G.711 (11/1988) = Narrowband
G.711 is Pulse Code Modulation and is 8-bit samples at 8 kHz = 64 kbps data rate. The voice is sampled from 300 Hz to 3400 Hz yielding about 3.1 kHz of audio fidelity. We call this "toll quality" and have used this for 30+ years. As a narrowband codec we are forced to say "B like bravo, V like victor" since the voice is clipped.


G.722.2 (07/2003) = Wideband
G.722.2 is a wideband codec which will reproduce the audio up to about 8 kHz of fidelity. Some call this "FM quality". The reality is you can distinguish the B's and V's which are not clipped as happens with narrowband.


In rolling out a VoIP service this will be a major detail so you can really hear a "pin drop".
Betelgeuse 12/5/2012 | 2:22:09 AM
re: AT&T Sets Aggressive VOIP Target IGÇÖve been using VoIP over double hop satellite and it has been just as good as a cell phone connection. Naturally, there is a delay but other wise the quality is fine. Amazing what you can do with good traffic engineering and QoS.

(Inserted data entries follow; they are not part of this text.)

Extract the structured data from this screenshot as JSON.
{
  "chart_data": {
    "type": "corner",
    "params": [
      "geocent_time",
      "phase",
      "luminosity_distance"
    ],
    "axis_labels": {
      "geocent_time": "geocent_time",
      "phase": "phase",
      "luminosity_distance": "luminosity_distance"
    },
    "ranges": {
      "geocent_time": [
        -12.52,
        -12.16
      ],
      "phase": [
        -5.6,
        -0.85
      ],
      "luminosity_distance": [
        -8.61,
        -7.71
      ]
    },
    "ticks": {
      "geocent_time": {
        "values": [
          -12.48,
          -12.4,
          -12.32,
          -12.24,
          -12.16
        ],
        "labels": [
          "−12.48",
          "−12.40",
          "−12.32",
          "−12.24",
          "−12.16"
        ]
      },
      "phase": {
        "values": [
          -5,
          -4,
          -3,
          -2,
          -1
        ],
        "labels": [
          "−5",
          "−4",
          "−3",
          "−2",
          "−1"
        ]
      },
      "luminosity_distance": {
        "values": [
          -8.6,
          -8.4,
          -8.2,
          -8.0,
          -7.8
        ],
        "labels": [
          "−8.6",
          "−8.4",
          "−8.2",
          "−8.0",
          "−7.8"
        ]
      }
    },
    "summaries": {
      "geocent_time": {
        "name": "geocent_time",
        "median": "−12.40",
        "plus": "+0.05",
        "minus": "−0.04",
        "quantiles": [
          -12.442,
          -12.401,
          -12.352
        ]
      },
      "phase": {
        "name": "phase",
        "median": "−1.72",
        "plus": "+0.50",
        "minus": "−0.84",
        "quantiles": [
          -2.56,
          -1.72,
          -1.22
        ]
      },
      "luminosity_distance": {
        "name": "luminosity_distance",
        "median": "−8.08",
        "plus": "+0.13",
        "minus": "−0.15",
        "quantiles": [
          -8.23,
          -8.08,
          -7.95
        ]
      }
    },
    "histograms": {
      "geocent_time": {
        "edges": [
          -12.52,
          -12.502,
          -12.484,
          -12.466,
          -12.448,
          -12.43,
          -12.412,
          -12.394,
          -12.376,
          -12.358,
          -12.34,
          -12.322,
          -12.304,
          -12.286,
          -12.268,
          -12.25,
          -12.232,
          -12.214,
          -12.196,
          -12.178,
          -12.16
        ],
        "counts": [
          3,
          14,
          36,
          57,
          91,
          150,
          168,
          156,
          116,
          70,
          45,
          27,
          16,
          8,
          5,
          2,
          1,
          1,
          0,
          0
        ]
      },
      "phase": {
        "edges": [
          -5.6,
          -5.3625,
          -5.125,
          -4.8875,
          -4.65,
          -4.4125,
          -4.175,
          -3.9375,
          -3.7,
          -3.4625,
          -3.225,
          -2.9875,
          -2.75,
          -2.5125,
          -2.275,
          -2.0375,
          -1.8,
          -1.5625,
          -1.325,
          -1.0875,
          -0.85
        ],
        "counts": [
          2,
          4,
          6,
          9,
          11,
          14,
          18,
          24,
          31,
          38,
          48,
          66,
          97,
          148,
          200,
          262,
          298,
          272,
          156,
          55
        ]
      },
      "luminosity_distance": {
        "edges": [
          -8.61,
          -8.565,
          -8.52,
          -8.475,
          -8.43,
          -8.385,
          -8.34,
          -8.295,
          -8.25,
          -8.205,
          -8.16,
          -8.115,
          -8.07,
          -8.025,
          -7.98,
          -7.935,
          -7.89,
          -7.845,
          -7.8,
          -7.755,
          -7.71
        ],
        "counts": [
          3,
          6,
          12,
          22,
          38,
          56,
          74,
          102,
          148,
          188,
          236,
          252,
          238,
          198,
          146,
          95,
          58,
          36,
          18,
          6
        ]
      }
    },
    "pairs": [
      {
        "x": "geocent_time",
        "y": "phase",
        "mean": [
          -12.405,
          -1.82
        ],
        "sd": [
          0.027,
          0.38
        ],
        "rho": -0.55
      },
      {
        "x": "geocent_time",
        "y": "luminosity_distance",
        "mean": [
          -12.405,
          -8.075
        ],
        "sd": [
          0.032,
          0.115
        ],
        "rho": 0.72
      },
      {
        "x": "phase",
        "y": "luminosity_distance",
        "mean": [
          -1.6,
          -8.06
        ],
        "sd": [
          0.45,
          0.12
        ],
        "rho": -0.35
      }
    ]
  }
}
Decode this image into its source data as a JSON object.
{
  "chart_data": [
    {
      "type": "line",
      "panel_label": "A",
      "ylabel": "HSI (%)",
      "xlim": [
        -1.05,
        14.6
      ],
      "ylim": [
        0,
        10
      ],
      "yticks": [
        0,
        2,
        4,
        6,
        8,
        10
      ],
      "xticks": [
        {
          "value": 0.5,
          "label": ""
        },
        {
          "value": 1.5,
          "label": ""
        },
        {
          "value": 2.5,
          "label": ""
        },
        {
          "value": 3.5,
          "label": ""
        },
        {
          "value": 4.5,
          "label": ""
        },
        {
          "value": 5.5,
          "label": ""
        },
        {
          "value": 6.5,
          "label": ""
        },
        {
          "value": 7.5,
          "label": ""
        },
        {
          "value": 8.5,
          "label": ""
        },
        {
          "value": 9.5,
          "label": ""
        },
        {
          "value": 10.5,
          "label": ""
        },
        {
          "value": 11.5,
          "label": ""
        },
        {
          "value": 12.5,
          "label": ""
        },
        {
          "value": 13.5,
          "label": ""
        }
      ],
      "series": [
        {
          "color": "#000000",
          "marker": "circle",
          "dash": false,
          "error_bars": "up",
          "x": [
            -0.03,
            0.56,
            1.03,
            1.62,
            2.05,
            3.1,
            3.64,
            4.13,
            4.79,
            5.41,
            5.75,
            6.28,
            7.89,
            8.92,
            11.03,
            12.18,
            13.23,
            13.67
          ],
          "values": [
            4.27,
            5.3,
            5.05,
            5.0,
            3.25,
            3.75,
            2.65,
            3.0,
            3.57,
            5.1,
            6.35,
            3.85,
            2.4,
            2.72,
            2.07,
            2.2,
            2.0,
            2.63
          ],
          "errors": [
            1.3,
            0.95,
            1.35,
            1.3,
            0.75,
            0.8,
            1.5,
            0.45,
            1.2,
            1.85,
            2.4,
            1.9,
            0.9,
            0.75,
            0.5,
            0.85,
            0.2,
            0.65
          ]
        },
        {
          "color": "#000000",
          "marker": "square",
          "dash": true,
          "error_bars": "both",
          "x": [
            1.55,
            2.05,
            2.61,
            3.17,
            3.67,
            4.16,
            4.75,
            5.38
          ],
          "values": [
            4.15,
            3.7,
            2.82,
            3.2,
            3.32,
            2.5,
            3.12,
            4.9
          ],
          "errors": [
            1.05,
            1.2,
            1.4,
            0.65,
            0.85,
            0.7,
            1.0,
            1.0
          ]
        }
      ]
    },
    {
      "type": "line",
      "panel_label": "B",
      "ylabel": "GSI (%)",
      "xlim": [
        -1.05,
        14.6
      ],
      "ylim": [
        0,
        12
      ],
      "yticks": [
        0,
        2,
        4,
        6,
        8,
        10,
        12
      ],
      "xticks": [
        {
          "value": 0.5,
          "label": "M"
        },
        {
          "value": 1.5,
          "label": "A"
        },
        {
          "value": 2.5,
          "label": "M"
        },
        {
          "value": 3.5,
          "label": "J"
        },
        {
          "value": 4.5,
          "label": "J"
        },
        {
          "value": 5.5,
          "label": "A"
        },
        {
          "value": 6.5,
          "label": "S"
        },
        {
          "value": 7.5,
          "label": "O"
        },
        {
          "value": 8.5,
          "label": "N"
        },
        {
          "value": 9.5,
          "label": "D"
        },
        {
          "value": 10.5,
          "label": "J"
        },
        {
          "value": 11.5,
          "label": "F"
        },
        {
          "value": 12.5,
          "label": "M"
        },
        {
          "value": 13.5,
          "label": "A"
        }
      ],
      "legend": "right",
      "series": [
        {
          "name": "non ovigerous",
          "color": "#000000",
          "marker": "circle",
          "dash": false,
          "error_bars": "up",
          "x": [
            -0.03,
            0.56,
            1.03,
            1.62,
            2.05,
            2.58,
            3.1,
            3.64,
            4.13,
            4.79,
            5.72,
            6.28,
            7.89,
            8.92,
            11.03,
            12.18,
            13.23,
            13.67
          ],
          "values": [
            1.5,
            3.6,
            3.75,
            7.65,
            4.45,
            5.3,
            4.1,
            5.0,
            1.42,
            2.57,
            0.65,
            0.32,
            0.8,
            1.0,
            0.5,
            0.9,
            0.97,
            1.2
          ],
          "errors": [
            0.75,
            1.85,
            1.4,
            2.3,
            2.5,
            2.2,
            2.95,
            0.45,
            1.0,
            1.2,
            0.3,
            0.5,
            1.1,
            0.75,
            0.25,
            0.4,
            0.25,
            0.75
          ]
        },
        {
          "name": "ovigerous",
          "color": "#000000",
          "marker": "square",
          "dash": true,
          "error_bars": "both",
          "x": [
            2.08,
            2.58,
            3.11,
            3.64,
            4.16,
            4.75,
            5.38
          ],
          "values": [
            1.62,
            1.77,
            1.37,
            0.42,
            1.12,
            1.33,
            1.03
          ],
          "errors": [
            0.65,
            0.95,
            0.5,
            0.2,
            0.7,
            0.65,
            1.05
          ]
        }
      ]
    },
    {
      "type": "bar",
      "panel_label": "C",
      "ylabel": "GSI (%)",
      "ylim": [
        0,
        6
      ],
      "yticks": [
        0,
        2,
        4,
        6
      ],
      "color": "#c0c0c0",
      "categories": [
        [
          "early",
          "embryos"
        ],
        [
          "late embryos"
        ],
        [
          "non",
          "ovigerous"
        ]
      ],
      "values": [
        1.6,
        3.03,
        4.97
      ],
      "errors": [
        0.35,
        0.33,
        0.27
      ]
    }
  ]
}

SuperChargeAccess 12/5/2012 | 2:22:05 AM
re: AT&T Sets Aggressive VOIP Target The only reason I put up with the voice "quality" of a cell phone is because I can carry that cell phone with me. I would not put up with it on a land line phone. If I can, I use land lines for better quality.

Since the amount of data transmitted is flexible, I would love to have multiple levels of service. I can see executives and businesses using a service that is significantly better than POTS.